俺は彼女の名前を聞いたことがない

その後は、彼女の行きたいと言った所に向かった。



急がないと混むという理由で目的地まで休むことなく走った。



それを十数回と繰り返した。



おそらく全てのアトラクションは一通り巡っただろう。



現在時刻5時30分。


閉館時刻は6時。


辺りはだんだんと人気を無くし、さきほどまでの賑わいも無くなり、スタッフも黙々と落ちているゴミを拾ったり片付けをしている。

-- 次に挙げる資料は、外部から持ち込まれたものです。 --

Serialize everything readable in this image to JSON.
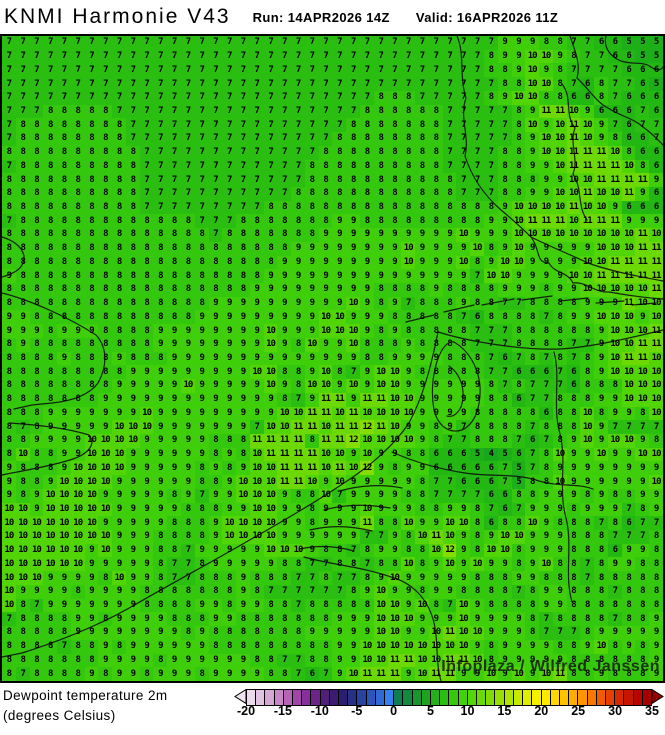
{
  "header": {
    "title": "KNMI Harmonie V43",
    "run": "Run: 14APR2026 14Z",
    "valid": "Valid: 16APR2026 11Z"
  },
  "map": {
    "watermark": "Infoplaza / Wilfred Janssen",
    "grid": {
      "value_colors": {
        "4": "#18a81c",
        "5": "#1daf18",
        "6": "#23b714",
        "7": "#2abf10",
        "8": "#33c70d",
        "9": "#3ecf0a",
        "10": "#52d507",
        "11": "#6cd905",
        "12": "#86dd03"
      },
      "rows": [
        "7 7 7 7 7 7 7 7 7 7 7 7 7 7 7 7 7 7 7 7 7 7 7 7 7 7 7 7 7 7 7 7 7 7 7 7 9 9 9 8 8 7 7 6 6 5 5 5",
        "7 7 7 7 7 7 7 7 7 7 7 7 7 7 7 7 7 7 7 7 7 7 7 7 7 7 7 7 7 7 7 7 7 7 7 8 9 9 10 10 9 8 7 7 6 6 5 5",
        "7 7 7 7 7 7 7 7 7 7 7 7 7 7 7 7 7 7 7 7 7 7 7 7 7 7 7 7 7 7 7 7 7 7 7 8 8 9 10 9 8 7 7 7 7 6 6 6",
        "7 7 7 7 7 7 7 7 7 7 7 7 7 7 7 7 7 7 7 7 7 7 7 7 7 7 7 7 7 7 7 7 7 7 7 7 8 8 10 10 8 7 6 8 7 7 6 5",
        "7 7 7 7 7 7 7 7 7 7 7 7 7 7 7 7 7 7 7 7 7 7 7 7 7 7 7 8 8 8 7 7 7 7 7 8 9 10 10 8 8 6 6 8 7 6 6 6",
        "7 7 7 8 8 8 8 8 7 7 7 7 7 7 7 7 7 7 7 7 7 7 7 7 7 7 8 8 8 8 8 8 7 7 7 7 7 8 9 11 11 10 9 6 6 6 7 6",
        "7 8 8 8 8 8 8 8 8 7 7 7 7 7 7 7 7 7 7 7 7 7 7 7 7 8 8 8 8 8 8 8 7 7 7 7 7 8 10 9 10 11 10 9 7 6 7 7",
        "7 8 8 8 8 8 8 8 8 7 7 7 7 7 7 7 7 7 7 7 7 7 7 7 8 8 8 8 8 8 8 8 7 7 7 7 7 8 9 10 10 11 10 9 8 6 6 7",
        "8 8 8 8 8 8 8 8 8 8 7 7 7 7 7 7 7 7 7 7 7 7 7 8 8 8 8 8 8 8 8 8 7 7 7 7 8 8 9 10 10 11 11 11 10 8 6 6",
        "7 8 8 8 8 8 8 8 8 8 7 7 7 7 7 7 7 7 7 7 7 7 8 8 8 8 8 8 8 8 8 8 7 7 7 7 8 8 9 9 10 11 11 11 11 10 8 6",
        "8 8 8 8 8 8 8 8 8 8 7 7 7 7 7 7 7 7 7 7 7 7 8 8 8 8 8 8 8 8 8 8 8 7 7 7 8 8 8 9 9 10 10 11 11 11 11 9",
        "8 8 8 8 8 8 8 8 8 8 7 7 7 7 7 7 7 7 7 7 7 8 8 8 8 8 8 8 8 8 8 8 8 7 7 7 8 8 9 9 10 10 11 10 10 11 9 6",
        "8 8 8 8 8 8 8 8 8 8 7 7 7 7 7 7 7 7 7 8 8 8 8 8 8 8 8 8 8 8 8 8 8 8 8 8 9 10 10 10 10 11 10 10 9 6 6 6",
        "7 8 8 8 8 8 8 8 8 8 8 8 8 8 7 7 7 8 8 8 8 8 8 8 9 9 8 8 8 8 8 8 8 8 8 9 9 10 11 11 11 10 11 11 11 9 9 9",
        "8 8 8 8 8 8 8 8 8 8 8 8 8 8 8 7 8 8 8 8 8 8 8 9 9 9 9 9 9 9 9 9 9 10 9 9 9 10 10 10 10 10 10 10 10 10 11 10",
        "8 8 8 8 8 8 8 8 8 8 8 8 8 8 8 8 8 8 8 8 8 9 9 9 9 9 9 9 9 10 9 9 9 9 10 8 9 10 9 9 9 9 9 10 10 10 11 11",
        "8 8 8 8 8 8 8 8 8 8 8 8 8 8 8 8 8 8 8 8 9 9 9 9 9 9 9 9 9 10 9 9 9 10 8 9 10 10 9 9 9 9 10 10 11 11 11 11",
        "9 8 8 8 8 8 8 8 8 8 8 8 8 8 8 8 8 8 8 9 9 9 9 9 9 9 9 9 9 9 9 9 9 9 7 10 10 9 9 9 9 10 10 11 11 11 11 11",
        "8 8 8 8 8 8 8 8 8 8 8 8 8 8 8 8 8 8 9 9 9 9 9 9 9 9 9 8 8 8 8 9 8 8 8 8 9 9 9 8 9 9 10 10 10 10 10 11",
        "8 8 8 8 8 8 8 8 8 8 8 8 8 8 8 9 9 9 9 9 9 9 9 9 9 10 9 8 9 7 8 8 8 9 8 8 7 7 8 8 8 8 9 9 9 11 10 10",
        "9 9 8 8 8 8 8 8 8 8 8 8 8 8 9 9 9 9 9 9 9 9 9 10 10 9 9 9 8 8 8 8 8 7 6 8 8 8 8 7 8 9 9 10 10 10 9 10",
        "9 9 9 8 9 9 9 8 8 8 8 9 9 9 9 9 9 9 9 10 9 9 9 10 10 10 9 8 9 8 8 8 8 8 7 7 7 8 8 8 8 8 8 9 10 10 10 11",
        "8 9 8 8 8 8 8 8 8 8 8 9 9 9 9 9 9 9 9 10 9 8 10 9 9 10 8 8 8 9 8 8 8 8 7 7 7 8 8 8 8 7 7 9 10 10 11 11",
        "8 8 8 8 9 8 8 8 9 8 8 8 9 9 9 9 9 9 9 9 9 9 9 9 9 9 8 8 9 9 9 9 8 8 8 7 6 7 8 7 8 7 8 9 10 11 11 10",
        "8 8 8 8 8 8 8 8 8 9 9 9 9 9 9 9 9 9 10 10 8 8 9 10 8 7 9 10 10 9 8 8 8 8 8 7 7 6 6 6 7 6 8 9 10 10 10 10",
        "8 8 8 8 8 8 8 8 9 9 9 9 9 10 9 9 9 9 9 10 9 8 10 10 9 10 9 10 10 9 9 9 9 9 9 8 7 8 7 7 7 6 8 8 8 10 10 10",
        "8 8 8 8 8 8 8 9 9 9 9 9 9 9 9 9 9 9 9 9 8 7 9 11 11 9 11 11 10 10 9 9 9 9 9 8 8 6 7 7 8 8 8 9 9 10 10 10",
        "8 8 8 9 9 9 9 9 9 9 10 9 9 9 9 9 9 9 9 9 10 10 11 11 10 11 10 10 10 10 9 9 9 9 8 8 8 8 8 6 8 8 10 8 9 9 8 10",
        "8 7 8 9 9 9 9 9 10 10 10 9 9 9 9 9 9 9 7 10 10 11 11 10 11 11 12 11 10 9 9 8 9 7 8 8 8 8 7 8 8 8 10 9 7 7 7 7",
        "8 8 9 9 9 9 10 10 10 10 9 9 9 9 9 8 8 8 11 11 11 11 8 11 11 12 10 10 10 10 9 8 7 7 8 8 8 7 6 7 8 9 10 9 10 10 9 8",
        "8 10 8 8 9 9 10 10 10 9 9 9 9 9 9 8 9 8 10 11 11 11 11 10 10 9 10 9 9 8 8 6 6 6 5 4 5 6 7 8 10 9 9 10 9 9 10 10",
        "9 8 8 8 9 10 10 10 10 9 9 9 9 9 8 9 8 9 10 10 11 11 11 10 11 10 12 9 8 9 9 6 6 6 6 6 7 5 7 8 9 9 9 9 9 9 9 9",
        "9 8 8 9 10 10 10 10 9 9 9 9 9 9 8 8 9 10 10 10 11 11 10 9 10 9 9 9 9 9 8 7 7 6 6 6 7 5 8 8 10 9 9 9 9 9 9 10",
        "9 8 9 10 10 10 10 9 9 9 9 9 8 9 7 9 9 10 10 10 9 8 8 10 7 9 9 9 9 8 8 7 7 7 7 6 6 8 8 9 9 9 8 9 8 8 9 9",
        "10 10 9 10 10 10 10 10 9 9 9 9 9 8 8 8 9 9 10 10 9 9 8 9 9 9 10 9 9 9 8 8 9 9 8 7 6 7 9 9 9 8 9 9 9 7 8 9",
        "10 10 10 10 10 10 10 9 9 9 9 9 8 8 8 9 10 10 10 10 9 9 8 9 9 9 11 8 8 10 9 9 10 10 8 6 8 8 10 9 8 8 8 7 8 6 7 7",
        "10 10 10 10 10 10 10 10 9 9 9 8 8 8 8 9 10 10 10 10 9 9 9 9 9 9 7 7 9 8 10 11 10 9 8 9 10 10 9 9 9 8 8 8 7 7 7 8",
        "10 10 10 10 10 10 9 10 9 9 9 8 8 7 9 9 9 9 9 10 10 10 9 8 8 7 8 9 9 8 8 10 12 9 8 10 10 8 9 9 9 8 8 8 6 9 9 8",
        "10 10 10 10 10 10 9 9 9 9 9 8 7 7 8 9 9 9 9 9 8 8 7 7 8 8 7 8 8 10 8 9 10 9 10 9 9 8 9 10 8 8 7 8 9 9 8 8",
        "10 10 10 9 9 9 9 8 10 9 9 8 7 7 8 8 8 9 8 8 8 7 7 8 7 7 8 9 10 9 9 9 9 9 8 8 8 9 9 8 8 8 7 8 8 8 8 8",
        "10 9 9 9 9 8 9 9 9 9 8 8 8 8 8 8 8 9 8 7 7 7 7 7 7 8 9 10 9 9 8 9 9 8 8 8 8 7 8 9 9 8 8 8 7 8 8 8",
        "10 8 7 9 9 9 9 9 9 9 8 8 8 8 9 9 8 9 9 8 8 7 8 8 8 8 8 10 10 9 10 8 7 10 9 8 8 8 8 9 9 8 8 8 8 8 8 8",
        "7 8 8 8 8 9 9 8 9 9 9 9 8 8 8 9 9 8 8 8 8 8 8 8 9 9 9 10 10 10 9 9 9 10 9 9 9 9 8 7 8 8 8 8 7 8 8 9",
        "8 8 8 8 8 9 9 9 9 9 9 9 9 8 9 8 8 8 8 8 8 8 9 9 9 9 9 10 10 9 9 10 11 10 10 9 9 9 8 7 7 7 8 9 9 9 9 9",
        "8 8 8 8 7 8 8 9 8 9 9 9 9 9 9 8 8 8 8 8 8 8 8 8 9 9 10 10 10 10 10 10 10 10 9 8 9 9 9 9 8 8 9 10 8 9 8 9",
        "8 8 8 8 8 8 8 9 9 9 9 8 9 9 9 9 9 9 8 8 7 7 8 8 9 9 10 10 11 11 10 10 11 11 10 8 9 9 9 9 9 8 8 8 8 8 8 9",
        "8 7 8 8 8 8 9 8 9 9 8 9 9 9 8 9 9 9 9 8 8 7 6 7 9 10 11 11 11 9 10 11 11 9 9 10 9 10 9 10 11 8 8 9 8 8 8 9"
      ]
    }
  },
  "legend": {
    "line1": "Dewpoint temperature 2m",
    "line2": "(degrees Celsius)",
    "colorbar": {
      "left_arrow_color": "#f0e2f0",
      "right_arrow_color": "#990000",
      "cells": [
        "#ecdaec",
        "#e2c2e2",
        "#d6a6d6",
        "#c886c8",
        "#b763b7",
        "#a244a8",
        "#872f9a",
        "#6b2589",
        "#511e79",
        "#3c1c6e",
        "#2b1d6f",
        "#263084",
        "#29429f",
        "#2c55bb",
        "#2f69d6",
        "#3382f2",
        "#0f7e52",
        "#13893f",
        "#18952e",
        "#1ea321",
        "#25b019",
        "#2cbd12",
        "#35c90d",
        "#41d309",
        "#52d807",
        "#68da05",
        "#80dd04",
        "#99e002",
        "#b1e401",
        "#c9e900",
        "#e0ed00",
        "#f4f000",
        "#ffea00",
        "#ffd800",
        "#ffc300",
        "#ffac00",
        "#ff9300",
        "#fa7700",
        "#f25a00",
        "#e74000",
        "#d92800",
        "#c91400",
        "#b70600",
        "#a60000"
      ],
      "ticks": [
        "-20",
        "-15",
        "-10",
        "-5",
        "0",
        "5",
        "10",
        "15",
        "20",
        "25",
        "30",
        "35"
      ]
    }
  }
}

遊園地の中央にある中央広場の真ん中で、俺と彼女は目の前にある「またお越しくださいますか?」と大きく書かれた看板を見つめていた。



無言のまま、最初に口を開けたのは彼女だった。


「…もう、帰るんだね」



彼女は今までとは違う、悲しくてそれでいて穏やかな表情を浮かべていた。


「…蓮君とのデート、楽しかったよ」


彼女は笑顔で振り向いた。


俺はその笑顔にドキッとした。

つい頬を赤らめてぷいっとそっぽを向いてしまう。


そして再びの沈黙。


聞こえるのは鳥の囀り、そして上空を飛ぶ飛行機の音だこが聞こえる。



「…ねえ蓮君。こっち向いて」


一瞬、更にドキッとした。

今にも彼女まで心音が聞こえるぐらい心臓がバクバクしている。



「・・・」


彼女はただただ、俺が振り返るのを待っている。

彼女を待たせるのは好きじゃないので、恥ずかしいけど、ゆっくりと、彼女な方へと振り向く。